Novel diastereomeric opioid tetrapeptides exhibit differing pharmacological activity profiles

A novel opioid peptide antagonist analogue, [3H]Dmt-Tic-(2S,3R)βMePhe-Phe, derived from the potent, δ-receptor selective TIPP tetrapeptide (Tyr-Tic-Phe-Phe) series was synthesized and radiolabeled by catalytic tritiation of its iodinated precursor peptide. The purified radioprobe exhibited a specific activity of 2.15 TBq/mmol (58 Ci/mmol). The novelty of this compound is that it contains structurally modified tyrosine residue (2′,6′-dimethyltyrosine, Dmt1) replacing tyrosine (Tyr1) at the N-terminus, and β-methyl substituted phenylalanine (βMePhe3) at the third position. As the configuration of βMePhe3 side-chain might be different due to diastereomerism, and accordingly can alter the biological activity, both unlabeled threo (2S,3R and 2R,3S) diastereomeric analogues were also prepared and included in this study. The affinity and selectivity (δ-opioid versus μ-opioid receptor) were evaluated by radioreceptor binding assays. Agonist or antagonist potencies were determined in [35S]GTPγS binding experiments using Chinese Hamster Ovary (CHO) cells selectively expressing δ- or μ-opioid receptors. The equilibrium binding of the radiolabeled peptide derivative [3H]Dmt-Tic-(2S,3R)βMePhe-Phe to rat brain membranes was saturable and the Scatchard analysis indicated a single binding site with a Kd of 0.3 nM and a Bmax of 127 fmol/mg protein.
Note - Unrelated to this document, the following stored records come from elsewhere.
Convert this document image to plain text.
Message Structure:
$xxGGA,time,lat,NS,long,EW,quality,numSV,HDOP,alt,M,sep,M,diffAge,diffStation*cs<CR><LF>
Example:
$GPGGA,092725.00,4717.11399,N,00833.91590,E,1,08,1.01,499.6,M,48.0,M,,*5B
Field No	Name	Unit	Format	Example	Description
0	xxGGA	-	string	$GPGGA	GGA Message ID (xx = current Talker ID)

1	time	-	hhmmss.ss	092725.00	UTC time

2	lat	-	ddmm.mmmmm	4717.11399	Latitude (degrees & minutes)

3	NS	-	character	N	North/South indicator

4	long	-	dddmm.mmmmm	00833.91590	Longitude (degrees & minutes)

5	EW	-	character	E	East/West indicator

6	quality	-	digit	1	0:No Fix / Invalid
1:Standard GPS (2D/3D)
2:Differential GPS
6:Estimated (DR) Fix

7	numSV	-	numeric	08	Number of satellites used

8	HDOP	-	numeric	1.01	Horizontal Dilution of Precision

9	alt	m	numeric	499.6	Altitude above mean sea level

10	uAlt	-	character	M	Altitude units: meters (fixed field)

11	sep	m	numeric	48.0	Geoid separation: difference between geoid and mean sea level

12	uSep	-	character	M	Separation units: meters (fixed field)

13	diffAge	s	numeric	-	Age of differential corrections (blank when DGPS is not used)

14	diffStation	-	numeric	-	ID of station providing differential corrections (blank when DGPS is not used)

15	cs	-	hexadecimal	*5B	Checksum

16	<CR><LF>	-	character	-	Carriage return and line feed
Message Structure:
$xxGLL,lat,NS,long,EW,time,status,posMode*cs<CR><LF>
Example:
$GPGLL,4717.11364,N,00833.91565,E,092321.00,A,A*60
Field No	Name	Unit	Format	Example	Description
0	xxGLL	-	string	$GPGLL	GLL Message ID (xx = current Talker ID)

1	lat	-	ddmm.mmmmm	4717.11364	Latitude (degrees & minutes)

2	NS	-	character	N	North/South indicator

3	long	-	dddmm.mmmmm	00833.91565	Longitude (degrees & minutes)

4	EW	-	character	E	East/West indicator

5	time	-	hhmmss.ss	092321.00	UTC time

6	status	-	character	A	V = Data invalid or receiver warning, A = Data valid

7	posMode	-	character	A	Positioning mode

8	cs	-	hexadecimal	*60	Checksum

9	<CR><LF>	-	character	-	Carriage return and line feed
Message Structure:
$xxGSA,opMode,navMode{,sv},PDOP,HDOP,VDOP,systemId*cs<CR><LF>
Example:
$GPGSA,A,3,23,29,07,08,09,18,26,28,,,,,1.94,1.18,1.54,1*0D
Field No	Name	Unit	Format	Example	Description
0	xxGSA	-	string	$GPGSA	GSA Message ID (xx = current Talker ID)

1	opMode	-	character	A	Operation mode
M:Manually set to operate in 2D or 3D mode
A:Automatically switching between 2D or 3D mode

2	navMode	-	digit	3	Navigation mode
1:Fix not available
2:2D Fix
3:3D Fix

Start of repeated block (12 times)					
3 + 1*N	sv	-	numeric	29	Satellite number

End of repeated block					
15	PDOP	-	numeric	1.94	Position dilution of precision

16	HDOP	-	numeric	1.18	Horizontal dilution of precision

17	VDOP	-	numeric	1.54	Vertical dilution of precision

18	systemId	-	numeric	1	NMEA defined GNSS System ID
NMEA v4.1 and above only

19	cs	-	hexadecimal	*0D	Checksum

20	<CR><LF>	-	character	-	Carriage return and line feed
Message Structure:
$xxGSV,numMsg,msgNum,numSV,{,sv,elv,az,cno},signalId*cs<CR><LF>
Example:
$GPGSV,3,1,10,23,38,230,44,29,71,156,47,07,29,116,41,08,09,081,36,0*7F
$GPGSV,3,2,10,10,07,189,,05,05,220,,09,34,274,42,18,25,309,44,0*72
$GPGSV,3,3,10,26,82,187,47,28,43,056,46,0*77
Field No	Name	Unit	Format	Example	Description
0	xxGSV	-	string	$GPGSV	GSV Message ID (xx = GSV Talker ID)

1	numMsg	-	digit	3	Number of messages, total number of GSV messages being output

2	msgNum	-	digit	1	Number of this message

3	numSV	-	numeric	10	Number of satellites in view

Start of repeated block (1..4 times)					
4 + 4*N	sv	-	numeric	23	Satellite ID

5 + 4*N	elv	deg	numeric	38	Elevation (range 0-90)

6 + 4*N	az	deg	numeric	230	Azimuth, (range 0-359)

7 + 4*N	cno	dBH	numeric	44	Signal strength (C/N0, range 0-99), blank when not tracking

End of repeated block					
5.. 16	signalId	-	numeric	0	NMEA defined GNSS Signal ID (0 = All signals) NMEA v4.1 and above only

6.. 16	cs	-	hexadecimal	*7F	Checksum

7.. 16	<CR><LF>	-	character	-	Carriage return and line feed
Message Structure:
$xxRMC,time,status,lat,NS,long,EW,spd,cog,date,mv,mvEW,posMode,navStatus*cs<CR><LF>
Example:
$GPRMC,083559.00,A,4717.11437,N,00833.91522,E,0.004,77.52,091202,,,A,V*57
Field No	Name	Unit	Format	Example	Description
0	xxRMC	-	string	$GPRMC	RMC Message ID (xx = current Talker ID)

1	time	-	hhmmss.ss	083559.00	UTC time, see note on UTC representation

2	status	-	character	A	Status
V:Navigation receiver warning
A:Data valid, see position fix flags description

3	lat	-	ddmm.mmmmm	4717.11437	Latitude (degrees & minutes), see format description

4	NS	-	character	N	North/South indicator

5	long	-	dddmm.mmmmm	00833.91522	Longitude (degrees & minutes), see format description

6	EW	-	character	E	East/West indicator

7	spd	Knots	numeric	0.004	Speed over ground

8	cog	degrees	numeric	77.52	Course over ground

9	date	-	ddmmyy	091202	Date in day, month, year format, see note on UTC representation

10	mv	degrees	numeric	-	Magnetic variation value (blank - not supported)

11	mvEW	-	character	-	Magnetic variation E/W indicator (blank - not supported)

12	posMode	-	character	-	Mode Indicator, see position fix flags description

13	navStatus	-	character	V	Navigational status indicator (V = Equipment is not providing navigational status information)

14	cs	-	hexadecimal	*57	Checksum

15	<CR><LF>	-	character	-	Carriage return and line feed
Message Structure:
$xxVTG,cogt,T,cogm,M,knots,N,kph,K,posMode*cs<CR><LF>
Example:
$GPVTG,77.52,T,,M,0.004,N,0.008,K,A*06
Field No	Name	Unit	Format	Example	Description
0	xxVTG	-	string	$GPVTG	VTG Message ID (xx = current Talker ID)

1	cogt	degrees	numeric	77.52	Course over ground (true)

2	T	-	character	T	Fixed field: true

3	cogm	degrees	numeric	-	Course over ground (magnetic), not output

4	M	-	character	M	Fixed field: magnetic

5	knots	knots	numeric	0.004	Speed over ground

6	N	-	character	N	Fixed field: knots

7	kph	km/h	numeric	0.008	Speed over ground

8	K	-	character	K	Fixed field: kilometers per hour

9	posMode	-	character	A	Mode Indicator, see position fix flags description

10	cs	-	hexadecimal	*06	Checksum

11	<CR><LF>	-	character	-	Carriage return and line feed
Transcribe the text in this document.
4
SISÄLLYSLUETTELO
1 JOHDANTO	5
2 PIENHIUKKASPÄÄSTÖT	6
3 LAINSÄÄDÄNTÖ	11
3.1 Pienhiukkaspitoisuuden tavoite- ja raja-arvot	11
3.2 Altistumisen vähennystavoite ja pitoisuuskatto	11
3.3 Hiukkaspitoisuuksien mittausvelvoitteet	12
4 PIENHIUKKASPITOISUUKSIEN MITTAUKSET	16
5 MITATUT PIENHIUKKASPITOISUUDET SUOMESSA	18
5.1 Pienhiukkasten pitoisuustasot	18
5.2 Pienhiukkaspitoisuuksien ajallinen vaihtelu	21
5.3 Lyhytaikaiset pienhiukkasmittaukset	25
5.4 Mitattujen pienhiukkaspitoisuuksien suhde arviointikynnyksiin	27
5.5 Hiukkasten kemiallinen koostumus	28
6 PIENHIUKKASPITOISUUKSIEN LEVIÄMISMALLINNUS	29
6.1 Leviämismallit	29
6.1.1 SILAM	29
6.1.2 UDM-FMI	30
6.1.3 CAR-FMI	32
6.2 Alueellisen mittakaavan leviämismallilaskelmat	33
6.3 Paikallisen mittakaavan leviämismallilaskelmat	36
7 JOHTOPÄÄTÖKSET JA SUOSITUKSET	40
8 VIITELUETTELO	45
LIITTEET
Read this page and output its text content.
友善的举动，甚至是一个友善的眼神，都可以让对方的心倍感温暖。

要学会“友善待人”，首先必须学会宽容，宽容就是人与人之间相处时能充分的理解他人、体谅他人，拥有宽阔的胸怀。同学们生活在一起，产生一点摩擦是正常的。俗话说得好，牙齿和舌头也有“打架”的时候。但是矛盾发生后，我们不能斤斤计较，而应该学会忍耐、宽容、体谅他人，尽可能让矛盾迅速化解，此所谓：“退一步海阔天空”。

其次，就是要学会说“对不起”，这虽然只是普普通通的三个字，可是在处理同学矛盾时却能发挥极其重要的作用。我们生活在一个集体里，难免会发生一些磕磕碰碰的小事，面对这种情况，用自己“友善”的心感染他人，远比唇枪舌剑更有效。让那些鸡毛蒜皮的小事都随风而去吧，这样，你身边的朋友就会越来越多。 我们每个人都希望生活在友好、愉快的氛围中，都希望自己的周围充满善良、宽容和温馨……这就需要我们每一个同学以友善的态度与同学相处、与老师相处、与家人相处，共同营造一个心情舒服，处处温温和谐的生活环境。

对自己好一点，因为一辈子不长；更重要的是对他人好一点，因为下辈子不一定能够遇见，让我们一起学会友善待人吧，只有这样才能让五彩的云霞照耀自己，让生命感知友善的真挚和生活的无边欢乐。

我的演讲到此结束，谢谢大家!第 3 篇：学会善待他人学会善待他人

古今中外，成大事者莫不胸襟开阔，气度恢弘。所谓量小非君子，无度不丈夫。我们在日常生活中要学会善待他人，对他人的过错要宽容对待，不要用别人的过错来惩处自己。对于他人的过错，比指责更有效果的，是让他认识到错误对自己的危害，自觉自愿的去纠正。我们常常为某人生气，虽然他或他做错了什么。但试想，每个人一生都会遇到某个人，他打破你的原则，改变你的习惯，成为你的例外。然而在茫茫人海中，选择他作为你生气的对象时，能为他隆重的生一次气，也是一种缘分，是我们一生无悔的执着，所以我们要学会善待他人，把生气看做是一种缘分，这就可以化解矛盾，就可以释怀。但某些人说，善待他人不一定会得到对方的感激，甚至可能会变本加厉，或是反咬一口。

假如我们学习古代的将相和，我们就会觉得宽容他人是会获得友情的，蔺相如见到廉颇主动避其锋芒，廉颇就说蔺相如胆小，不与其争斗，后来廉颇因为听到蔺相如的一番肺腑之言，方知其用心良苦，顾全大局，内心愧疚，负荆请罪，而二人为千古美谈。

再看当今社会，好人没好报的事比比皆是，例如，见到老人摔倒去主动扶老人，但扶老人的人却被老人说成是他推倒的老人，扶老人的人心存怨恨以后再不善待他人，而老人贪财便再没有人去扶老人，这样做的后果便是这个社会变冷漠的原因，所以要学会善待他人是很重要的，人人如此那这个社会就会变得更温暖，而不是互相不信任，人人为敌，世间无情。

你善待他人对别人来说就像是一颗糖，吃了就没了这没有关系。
A study of [3H]Dmt-Tic-(2S,3R)βMePhe-Phe binding displacement by various receptor-type specific opioid ligands showed the rank order of competitor's potency δ > μ > κ, suggesting selective labeling of opioid δ-sites. In the functional tests, the (2S,3R) and (2R,3S) peptides exhibited partial agonist behaviour by weakly stimulating regulatory G-proteins in CHO cell membranes transfected with different receptors. Both isomers were quite weak partial agonists at the δ-receptor and reasonable partial agonists at the μ-receptor, with a prevalence of (2S,3R) over (2R,3S) for the μ-receptor. Consistent with these observations both stereomers competitively inhibited the stimulation of [35S]GTPγS binding induced by the prototype δ-agonist peptide (pClPhe4)-DPDPE in δmCHO cell membranes, and still the (2S,3R) compound exerted more potent δ-antagonist effect. [3H]Dmt-Tic-(2S,3R)βMePhe-Phe represents a high affinity new radioligand and also constitute further example of the influence of β-methyl substitution on the potency and selectivity of TIPP analogues, thus becoming a valuable biochemical and pharmacological tool in opioid research.